In short, people fall back on "civil union with the same rights as marriage" because they are lazy and it seems like a convenient compromise. It isn't. It's even more ridiculous than full marriage equality across the board.
posted by Eshto, at
11/19/2008 1:52 PM
And I might add, marriage is currently already a LEGAL and SECULAR term. A marriage is a civil contract with the state and federal governments. It does not require a wedding or any other religious ceremony.
My brother is utterly without religion, he had a purely secular ceremony with a court official, and he and his wife are MARRIED.
Atheists can marry. Non-Christians can marry.
So no, we should not "give 'marriage' to the church". We shouldn't give any part of our secular government over to any religious body.

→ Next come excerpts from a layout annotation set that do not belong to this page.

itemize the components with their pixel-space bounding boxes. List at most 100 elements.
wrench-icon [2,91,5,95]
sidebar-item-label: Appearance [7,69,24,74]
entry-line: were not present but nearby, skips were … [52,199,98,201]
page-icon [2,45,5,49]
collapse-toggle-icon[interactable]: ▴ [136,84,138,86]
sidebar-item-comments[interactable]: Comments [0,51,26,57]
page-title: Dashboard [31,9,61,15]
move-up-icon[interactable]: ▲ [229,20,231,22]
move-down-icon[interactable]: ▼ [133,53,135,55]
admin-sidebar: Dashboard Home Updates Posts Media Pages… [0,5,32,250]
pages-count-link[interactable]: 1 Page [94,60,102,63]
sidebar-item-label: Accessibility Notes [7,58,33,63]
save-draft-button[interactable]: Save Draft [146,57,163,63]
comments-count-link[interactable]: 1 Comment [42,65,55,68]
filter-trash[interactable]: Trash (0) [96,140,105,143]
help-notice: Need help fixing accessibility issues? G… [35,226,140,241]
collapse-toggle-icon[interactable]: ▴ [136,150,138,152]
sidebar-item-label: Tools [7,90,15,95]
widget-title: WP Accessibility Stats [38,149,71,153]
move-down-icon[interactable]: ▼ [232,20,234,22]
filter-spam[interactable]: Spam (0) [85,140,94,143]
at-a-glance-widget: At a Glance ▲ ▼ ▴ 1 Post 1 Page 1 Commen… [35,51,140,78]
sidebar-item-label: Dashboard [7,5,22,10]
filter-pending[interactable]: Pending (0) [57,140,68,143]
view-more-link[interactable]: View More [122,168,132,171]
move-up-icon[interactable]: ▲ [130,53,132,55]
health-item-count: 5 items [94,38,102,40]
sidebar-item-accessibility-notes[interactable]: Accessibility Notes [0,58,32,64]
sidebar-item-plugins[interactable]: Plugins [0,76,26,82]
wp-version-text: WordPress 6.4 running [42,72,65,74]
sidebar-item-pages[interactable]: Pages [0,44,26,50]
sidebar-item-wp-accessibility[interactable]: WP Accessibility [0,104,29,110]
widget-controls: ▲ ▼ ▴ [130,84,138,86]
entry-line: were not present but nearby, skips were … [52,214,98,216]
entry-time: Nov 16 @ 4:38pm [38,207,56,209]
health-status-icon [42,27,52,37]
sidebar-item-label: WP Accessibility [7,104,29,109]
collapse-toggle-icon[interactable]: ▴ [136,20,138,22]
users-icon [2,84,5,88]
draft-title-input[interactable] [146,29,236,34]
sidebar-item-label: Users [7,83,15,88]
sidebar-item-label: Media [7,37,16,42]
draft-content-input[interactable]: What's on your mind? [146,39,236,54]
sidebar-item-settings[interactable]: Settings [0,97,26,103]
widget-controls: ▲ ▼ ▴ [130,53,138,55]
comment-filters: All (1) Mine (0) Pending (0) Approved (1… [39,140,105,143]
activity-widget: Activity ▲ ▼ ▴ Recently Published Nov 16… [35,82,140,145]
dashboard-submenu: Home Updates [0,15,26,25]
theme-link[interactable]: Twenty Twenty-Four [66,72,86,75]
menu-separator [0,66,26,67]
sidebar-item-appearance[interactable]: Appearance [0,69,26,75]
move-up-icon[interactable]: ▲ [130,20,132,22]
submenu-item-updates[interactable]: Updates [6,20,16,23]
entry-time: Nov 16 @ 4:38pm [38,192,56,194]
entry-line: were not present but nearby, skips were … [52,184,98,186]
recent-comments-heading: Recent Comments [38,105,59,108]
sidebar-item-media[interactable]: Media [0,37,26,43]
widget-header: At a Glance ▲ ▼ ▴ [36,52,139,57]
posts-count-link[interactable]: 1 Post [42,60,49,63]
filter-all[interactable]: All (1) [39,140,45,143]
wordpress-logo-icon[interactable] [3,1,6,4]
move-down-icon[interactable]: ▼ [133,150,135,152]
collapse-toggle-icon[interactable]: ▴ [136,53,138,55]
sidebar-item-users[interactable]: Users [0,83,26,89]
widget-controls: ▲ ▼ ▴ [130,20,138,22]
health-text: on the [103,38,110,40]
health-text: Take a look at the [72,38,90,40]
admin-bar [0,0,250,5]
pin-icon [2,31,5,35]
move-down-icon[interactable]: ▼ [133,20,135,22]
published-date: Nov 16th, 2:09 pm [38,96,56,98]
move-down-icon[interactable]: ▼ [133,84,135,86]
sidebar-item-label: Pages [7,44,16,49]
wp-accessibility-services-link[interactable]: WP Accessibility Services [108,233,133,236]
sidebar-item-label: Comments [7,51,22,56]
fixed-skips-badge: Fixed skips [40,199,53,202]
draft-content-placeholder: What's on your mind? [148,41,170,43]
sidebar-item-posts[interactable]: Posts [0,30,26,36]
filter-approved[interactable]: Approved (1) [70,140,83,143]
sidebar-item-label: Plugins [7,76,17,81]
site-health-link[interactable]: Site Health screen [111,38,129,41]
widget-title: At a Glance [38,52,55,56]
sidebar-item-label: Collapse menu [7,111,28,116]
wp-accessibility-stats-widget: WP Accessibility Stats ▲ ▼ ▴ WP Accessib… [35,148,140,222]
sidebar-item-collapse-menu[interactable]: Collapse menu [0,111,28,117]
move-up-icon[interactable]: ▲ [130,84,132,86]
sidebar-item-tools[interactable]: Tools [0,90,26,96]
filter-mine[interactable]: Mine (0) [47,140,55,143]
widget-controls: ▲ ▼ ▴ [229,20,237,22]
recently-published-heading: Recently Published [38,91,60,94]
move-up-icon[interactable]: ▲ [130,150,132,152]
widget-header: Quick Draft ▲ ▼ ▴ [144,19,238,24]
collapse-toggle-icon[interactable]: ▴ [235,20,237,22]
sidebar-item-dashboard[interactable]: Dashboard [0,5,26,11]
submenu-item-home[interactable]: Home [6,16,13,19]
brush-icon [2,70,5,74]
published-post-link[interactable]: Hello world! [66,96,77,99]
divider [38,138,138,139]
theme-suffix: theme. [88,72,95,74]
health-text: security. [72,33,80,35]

This "let religion have marriage" crap is just another lazy attempt at compromise that causes more problems than it solves.
posted by Eshto, at
11/19/2008 1:57 PM
Any straight couple who doesn't understand the difference should be asked this question: "Would you turn in your marriage license for a civil union license?"
posted by Chris L., at
11/19/2008 2:20 PM
We should have what some European countries have , but for opposite and same-sex couples. Have a mandatory civil ceremony that will give all the rights of marriage. If you desire a religious marriage, then go to a church afterward.
posted by Merlyn, at
11/19/2008 2:26 PM
Chris, that is the ultimate question to pose to straights when discussing this matter. It's simple yet it clears up the whole argument in the proverbial twinkling of an eye!